L’economia è cresciuta, le libertà sono state rispettate, le forme laiche di vita quotidiana hanno convissuto col velo che pian piano si abbassava sul volto di molte donne. La Turchia profonda, quella islamica, continuava a far emergere periodicamente l’efferatezza dei delitti d’onore, del pugno di ferro dei padri-padroni su figlie e madri schiavizzate.
Fino alla relativamente recente deriva autoritaria del regime di Erdogan, si trattava di delitti confinati a nicchie islamiste estreme dal main stream, dal corso principale, dalla direzione storica, europea, della Turchia moderna.

La fragilità finisce sempre con l’alimentare fanatismo e fondamentalismo, l’appello identitario anche religioso. Abbiamo assistito a una metamorfosi estremista di Tajjip Erdogan. Fa fede la decisione di chiudere un occhio davanti ai rifornimenti di armi e armigeri (i foreign fighter) attraverso l’esteso confine con la Siria sconvolta dalla guerra civile e dall’avanzata dell’Isis.

Erdogan ha tentato di destreggiarsi in una qualche equidistanza (o distanza) da Israele con cui la Turchia laica aveva instaurato proficui rapporti di collaborazione. Si è gradualmente allontanato dall’Europa (che aveva commesso il madornale errore, ancora una volta sull’onda dello sciovinismo francese, di sbarrare  la porta all’ingresso di Ankara nella UE). È rimasto nella NATO, ma non partecipa alla coalizione contro il Califfato se non parzialmente, da quando l’Isis ha commesso un orribile attacco ai civili entro i confini turchi, quasi alla frontiera con la Siria. Ma anche qui, l’aviazione turca martella non le postazioni dell’Isis ma quelle dei curdi, nemici storici ma grandi alleati dell’Occidente nel contrasto al Califfato.

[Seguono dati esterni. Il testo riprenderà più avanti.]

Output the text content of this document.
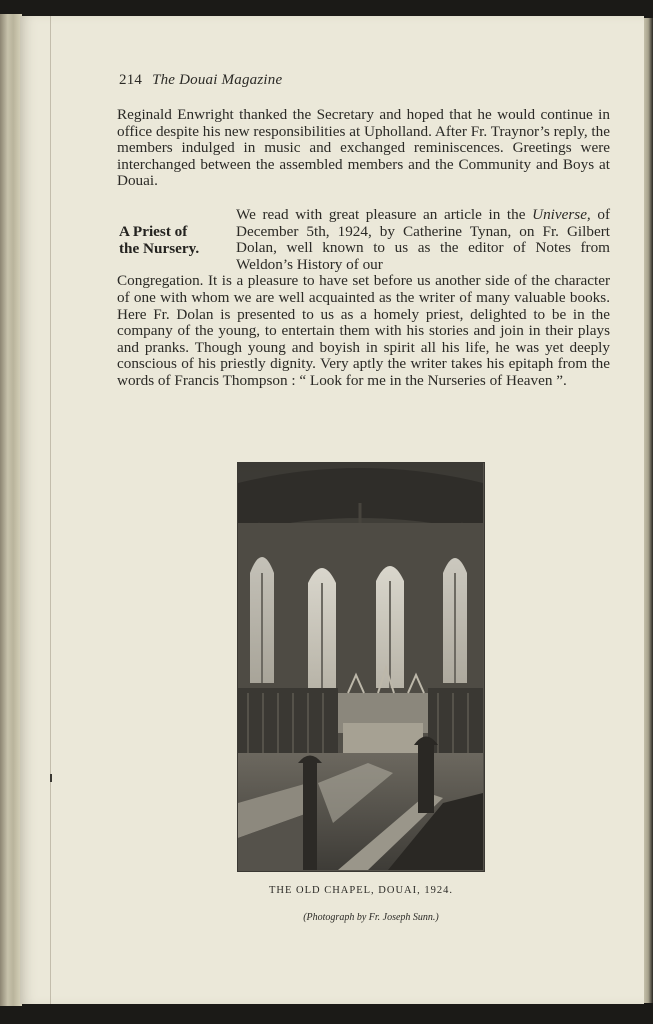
214 The Douai Magazine
Reginald Enwright thanked the Secretary and hoped that he would continue in office despite his new responsibilities at Upholland. After Fr. Traynor’s reply, the members indulged in music and exchanged reminiscences. Greetings were interchanged between the assembled members and the Community and Boys at Douai.
A Priest of
the Nursery.
We read with great pleasure an article in the Universe, of December 5th, 1924, by Catherine Tynan, on Fr. Gilbert Dolan, well known to us as the editor of Notes from Weldon’s History of our
Congregation. It is a pleasure to have set before us another side of the character of one with whom we are well acquainted as the writer of many valuable books. Here Fr. Dolan is presented to us as a homely priest, delighted to be in the company of the young, to entertain them with his stories and join in their plays and pranks. Though young and boyish in spirit all his life, he was yet deeply conscious of his priestly dignity. Very aptly the writer takes his epitaph from the words of Francis Thompson : “ Look for me in the Nurseries of Heaven ”.
THE OLD CHAPEL, DOUAI, 1924.
(Photograph by Fr. Joseph Sunn.)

Le pulsioni laiche si scontrano con quelle islamiste, in Turchia. Si diffonde la sfiducia nei confronti del regime, la diffidenza che ha ingenerato perfino sospetti sulle responsabilità governative negli attentati. E i curdi moderati, che si sono forgiati un partito che pesa potenzialmente per oltre il 10 per cento, si ritrovano oggi a dover gestire il rapporto con un regime che bombarda i fratelli curdi in Siria.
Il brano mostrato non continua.